A researcher at Clemson University’s Strom Thurmond Institute of Government and Public Affairs has issued a report on the government process surrounding school consolidation in South Carolina. School consolidation is when multiple school districts or individual schools are combined, and it’s usually surrounded by years of contention as local communities defend their schools and school board autonomy.
Alumni Professor Emerita of Economics Holly Ulbrich says decisions about how school districts are structured are controlled through local legislative delegations. That’s usually suported through largely automatic consent of other lawmakers.
Ulbrich says consolidation is an increasingly popular issue.
(Ulbrich on consolidation MP3 1:48)
Ulbrich on consolidation
Lawmakers usually seek input from local constituents but may still vote in support of consolidation.
Ulbrich says it would be a good idea for voters to ask candidates how they stand on local consolidation. There are 124 House seats to be filled in the upcoming election.

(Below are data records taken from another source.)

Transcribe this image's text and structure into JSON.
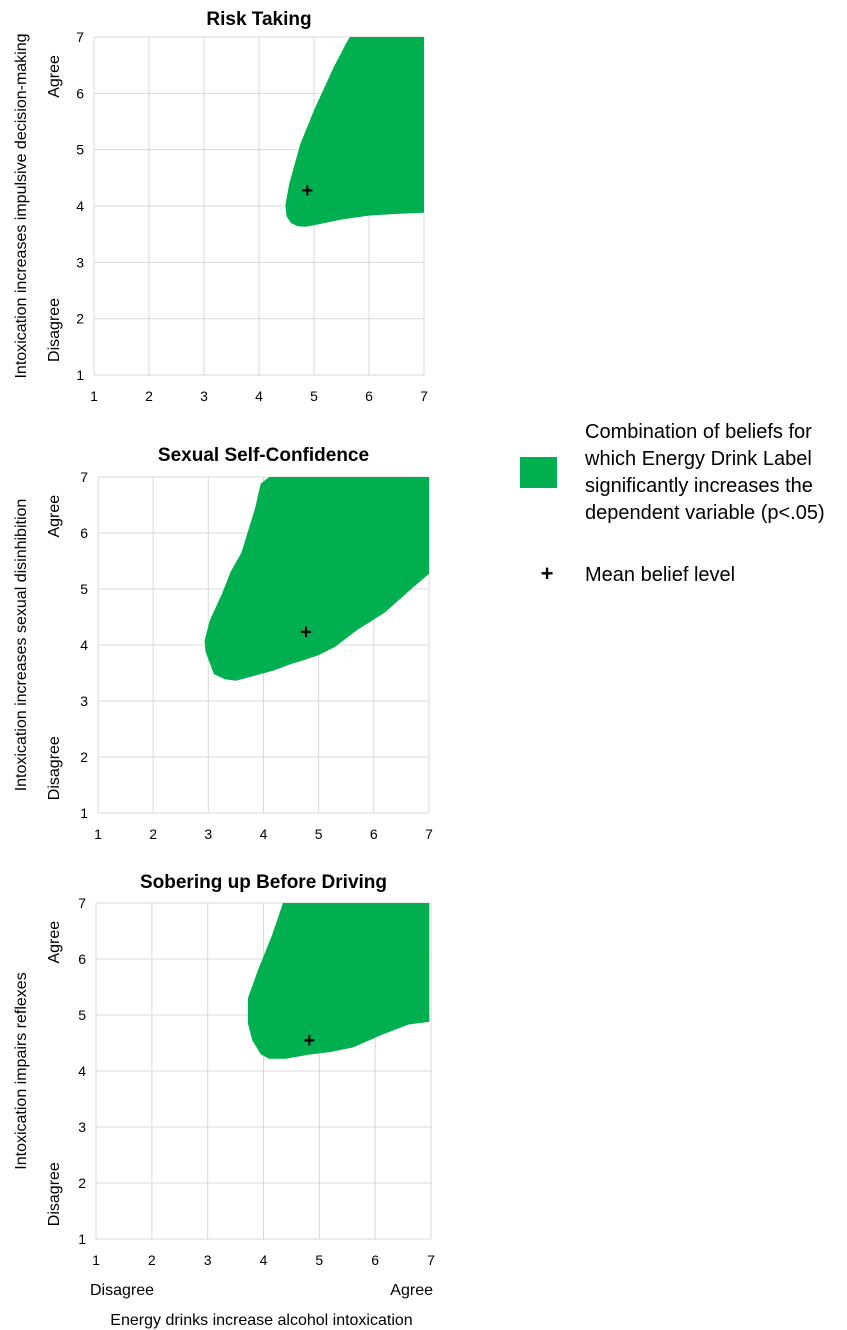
{
  "chart_data": [
    {
      "type": "area",
      "title": "Risk Taking",
      "ylabel": "Intoxication increases impulsive decision-making",
      "xlim": [
        1,
        7
      ],
      "ylim": [
        1,
        7
      ],
      "x_ticks": [
        "1",
        "2",
        "3",
        "4",
        "5",
        "6",
        "7"
      ],
      "y_ticks": [
        "1",
        "2",
        "3",
        "4",
        "5",
        "6",
        "7"
      ],
      "y_low_label": "Disagree",
      "y_high_label": "Agree",
      "region": [
        [
          5.65,
          7.0
        ],
        [
          7.0,
          7.0
        ],
        [
          7.0,
          3.88
        ],
        [
          6.5,
          3.86
        ],
        [
          6.0,
          3.83
        ],
        [
          5.5,
          3.76
        ],
        [
          5.0,
          3.66
        ],
        [
          4.85,
          3.63
        ],
        [
          4.7,
          3.64
        ],
        [
          4.58,
          3.7
        ],
        [
          4.5,
          3.82
        ],
        [
          4.48,
          4.02
        ],
        [
          4.55,
          4.4
        ],
        [
          4.75,
          5.1
        ],
        [
          5.0,
          5.7
        ],
        [
          5.35,
          6.45
        ],
        [
          5.58,
          6.88
        ],
        [
          5.65,
          7.0
        ]
      ],
      "mean": [
        4.88,
        4.28
      ]
    },
    {
      "type": "area",
      "title": "Sexual Self-Confidence",
      "ylabel": "Intoxication increases sexual disinhibition",
      "xlim": [
        1,
        7
      ],
      "ylim": [
        1,
        7
      ],
      "x_ticks": [
        "1",
        "2",
        "3",
        "4",
        "5",
        "6",
        "7"
      ],
      "y_ticks": [
        "1",
        "2",
        "3",
        "4",
        "5",
        "6",
        "7"
      ],
      "y_low_label": "Disagree",
      "y_high_label": "Agree",
      "region": [
        [
          4.1,
          7.0
        ],
        [
          7.0,
          7.0
        ],
        [
          7.0,
          5.27
        ],
        [
          6.7,
          5.02
        ],
        [
          6.2,
          4.58
        ],
        [
          5.7,
          4.27
        ],
        [
          5.3,
          3.97
        ],
        [
          5.0,
          3.82
        ],
        [
          4.7,
          3.72
        ],
        [
          4.5,
          3.66
        ],
        [
          4.2,
          3.55
        ],
        [
          3.95,
          3.48
        ],
        [
          3.5,
          3.36
        ],
        [
          3.3,
          3.39
        ],
        [
          3.1,
          3.48
        ],
        [
          2.95,
          3.88
        ],
        [
          2.93,
          4.08
        ],
        [
          3.03,
          4.45
        ],
        [
          3.25,
          4.92
        ],
        [
          3.4,
          5.3
        ],
        [
          3.6,
          5.65
        ],
        [
          3.85,
          6.45
        ],
        [
          3.95,
          6.88
        ],
        [
          4.1,
          7.0
        ]
      ],
      "mean": [
        4.77,
        4.24
      ]
    },
    {
      "type": "area",
      "title": "Sobering up Before Driving",
      "ylabel": "Intoxication impairs reflexes",
      "xlabel": "Energy drinks increase alcohol intoxication",
      "xlim": [
        1,
        7
      ],
      "ylim": [
        1,
        7
      ],
      "x_ticks": [
        "1",
        "2",
        "3",
        "4",
        "5",
        "6",
        "7"
      ],
      "y_ticks": [
        "1",
        "2",
        "3",
        "4",
        "5",
        "6",
        "7"
      ],
      "x_low_label": "Disagree",
      "x_high_label": "Agree",
      "y_low_label": "Disagree",
      "y_high_label": "Agree",
      "region": [
        [
          4.35,
          7.0
        ],
        [
          6.97,
          7.0
        ],
        [
          6.97,
          4.88
        ],
        [
          6.6,
          4.83
        ],
        [
          6.1,
          4.64
        ],
        [
          5.6,
          4.42
        ],
        [
          5.2,
          4.34
        ],
        [
          4.8,
          4.29
        ],
        [
          4.4,
          4.22
        ],
        [
          4.1,
          4.22
        ],
        [
          3.95,
          4.3
        ],
        [
          3.8,
          4.55
        ],
        [
          3.72,
          4.85
        ],
        [
          3.72,
          5.3
        ],
        [
          3.9,
          5.8
        ],
        [
          4.15,
          6.42
        ],
        [
          4.35,
          7.0
        ]
      ],
      "mean": [
        4.82,
        4.55
      ]
    }
  ],
  "legend": {
    "fill_text": [
      "Combination of beliefs for",
      "which Energy Drink Label",
      "significantly increases the",
      "dependent variable (p<.05)"
    ],
    "mean_text": "Mean belief level",
    "mean_symbol": "+",
    "fill_color": "#00b050"
  }
}
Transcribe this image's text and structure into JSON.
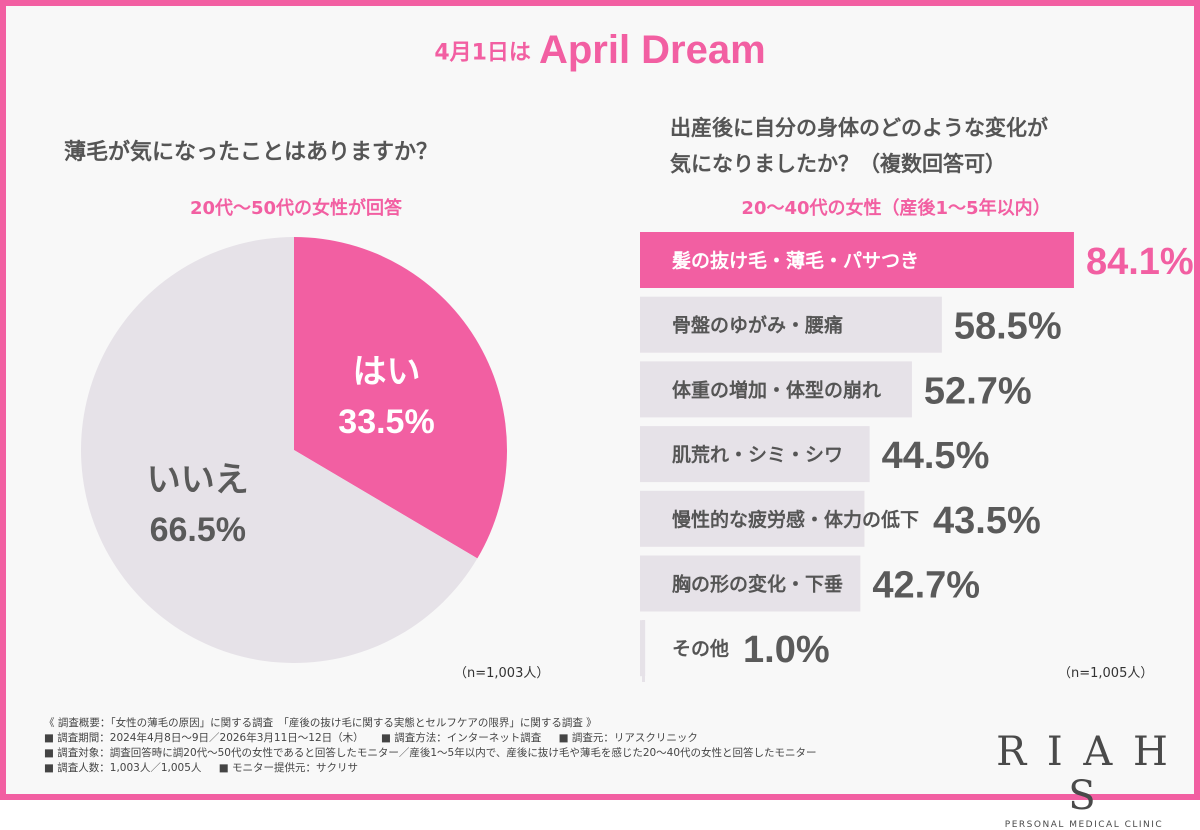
{
  "header": {
    "prefix": "4月1日は",
    "title": "April Dream"
  },
  "left_panel": {
    "question": "薄毛が気になったことはありますか？",
    "subtitle": "20代～50代の女性が回答",
    "n": "（n=1,003人）"
  },
  "right_panel": {
    "question_line1": "出産後に自分の身体のどのような変化が",
    "question_line2": "気になりましたか？（複数回答可）",
    "subtitle": "20～40代の女性（産後1～5年以内）",
    "n": "（n=1,005人）"
  },
  "colors": {
    "accent": "#f25fa2",
    "bar_gray": "#e6e2e8",
    "value_gray": "#5a5a5a"
  },
  "chart_data": [
    {
      "type": "pie",
      "categories": [
        "はい",
        "いいえ"
      ],
      "values": [
        33.5,
        66.5
      ],
      "labels": [
        "33.5%",
        "66.5%"
      ],
      "colors": [
        "#f25fa2",
        "#e6e2e8"
      ]
    },
    {
      "type": "bar",
      "orientation": "horizontal",
      "categories": [
        "髪の抜け毛・薄毛・パサつき",
        "骨盤のゆがみ・腰痛",
        "体重の増加・体型の崩れ",
        "肌荒れ・シミ・シワ",
        "慢性的な疲労感・体力の低下",
        "胸の形の変化・下垂",
        "その他"
      ],
      "values": [
        84.1,
        58.5,
        52.7,
        44.5,
        43.5,
        42.7,
        1.0
      ],
      "labels": [
        "84.1%",
        "58.5%",
        "52.7%",
        "44.5%",
        "43.5%",
        "42.7%",
        "1.0%"
      ],
      "highlight_index": 0,
      "xlim": [
        0,
        100
      ]
    }
  ],
  "footer": {
    "line1": "《 調査概要：「女性の薄毛の原因」に関する調査　「産後の抜け毛に関する実態とセルフケアの限界」に関する調査 》",
    "period": "■ 調査期間：2024年4月8日～9日／2026年3月11日～12日（木）",
    "method": "■ 調査方法：インターネット調査",
    "source": "■ 調査元：リアスクリニック",
    "target": "■ 調査対象：調査回答時に調20代～50代の女性であると回答したモニター／産後1～5年以内で、産後に抜け毛や薄毛を感じた20～40代の女性と回答したモニター",
    "count": "■ 調査人数：1,003人／1,005人",
    "provider": "■ モニター提供元：サクリサ"
  },
  "logo": {
    "mark": "R I A H S",
    "subtitle": "PERSONAL MEDICAL CLINIC"
  }
}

Recent controversial decisions about the structure and authority of school boards have been made by referendum votes in Pickens, Sumter and Fairfield counties. Following a previous referendum, consolidation will be implemented in Sumter next year. A referendum is also coming in Dillon County which could allow residents to vote on school board members. They are currently appointed positions.
Ulbrich says her conclusion is that the process needs to change, giving citizens more say.
State lawmakers have the primary power on the issue of local consolidation. But even candidates for governor have expressed themselves on the issue. Ulbrich says Lt. Gov. Andre Bauer, Representative Nikki Haley and Attorney General Henry McMaster all said they would implement mandatory consolidation. U.S. Representative Gresham Barrett said he didn’t think a mandate was necessary but said that the process needs to be improved.
There are 85 school districts in South Carolina. Twenty-nine districts serve single counties. Some districts even cross county lines.
Ulbrich says school boards and the people who elect them need more power in the process. She says in Sumter and other cases, there was certainly evidence in support of consolidation. But her point is that the process used to resolve such dilemmas is just as important as the outcome.